Au début des années 1970, ce langage qui ne parlait que de droits entamait la notion de civisme et minait la lutte contre la délinquance et le déclin social.
Entre les années 1970 et 1990, les gouvernements ont tenté d'empêcher le déclin de la société civile en renforçant l'individualisme. Mais si, à partir des années 1980, l'individualisme de la nouvelle droite restaura en partie la responsabilité personnelle, elle se contenta trop souvent d'abandonner à leur sort individus et collectivités. L'obligation pour la société de faire progresser l'individu n'existait plus.
Cette politique eut des conséquences dévastatrices dont les effets perdurent aujourd'hui. Au milieu des années 1990, la délinquance était en hausse, l'effondrement de la famille et les dégâts de la drogue s'accéléraient, les inégalités sociales s'étaient aggravées. De nombreux quartiers devinrent la proie du vandalisme, de la violence criminelle, de l'incivilité. La reconnaissance élémentaire du caractère mutuel et réciproque des devoirs et du respect, qui fonde la société civile, semblait perdue. On avait la sensation que le tissu moral dont était faite la collectivité était en train de se défaire.

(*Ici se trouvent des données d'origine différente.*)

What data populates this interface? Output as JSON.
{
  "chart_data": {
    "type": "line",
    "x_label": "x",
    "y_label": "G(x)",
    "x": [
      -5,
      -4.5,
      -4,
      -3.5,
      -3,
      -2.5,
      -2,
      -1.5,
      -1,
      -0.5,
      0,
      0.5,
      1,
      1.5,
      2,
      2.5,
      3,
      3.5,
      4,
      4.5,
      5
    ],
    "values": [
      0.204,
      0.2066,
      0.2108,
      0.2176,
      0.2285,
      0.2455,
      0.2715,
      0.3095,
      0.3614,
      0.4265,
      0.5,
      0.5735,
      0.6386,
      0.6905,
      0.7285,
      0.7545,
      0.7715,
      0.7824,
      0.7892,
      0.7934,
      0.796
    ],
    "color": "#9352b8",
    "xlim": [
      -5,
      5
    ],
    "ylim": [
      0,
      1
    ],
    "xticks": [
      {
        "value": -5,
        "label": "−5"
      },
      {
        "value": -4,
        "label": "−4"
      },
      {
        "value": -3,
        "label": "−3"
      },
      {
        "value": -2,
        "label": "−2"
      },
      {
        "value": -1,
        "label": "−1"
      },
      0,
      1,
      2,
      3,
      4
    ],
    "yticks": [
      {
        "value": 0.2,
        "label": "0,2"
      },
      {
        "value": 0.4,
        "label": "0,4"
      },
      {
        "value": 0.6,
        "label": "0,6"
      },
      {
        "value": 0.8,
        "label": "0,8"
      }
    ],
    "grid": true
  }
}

Séparer équité et responsabilité fut une erreur politique et philosophique. La délinquance et la faillite de la société affectent tout le monde, mais ce sont les plus pauvres et les plus déshérités qui voient leur qualité de vie se dégrader le plus. Les habitants des logements les plus pauvres n'en sont pas moins exposés à un risque de cambriolage trois fois plus élevé que la moyenne nationale, fardeau insupportable, tandis que tout le monde, dans notre société, souffre des conséquences de la désintégration sociale environnante.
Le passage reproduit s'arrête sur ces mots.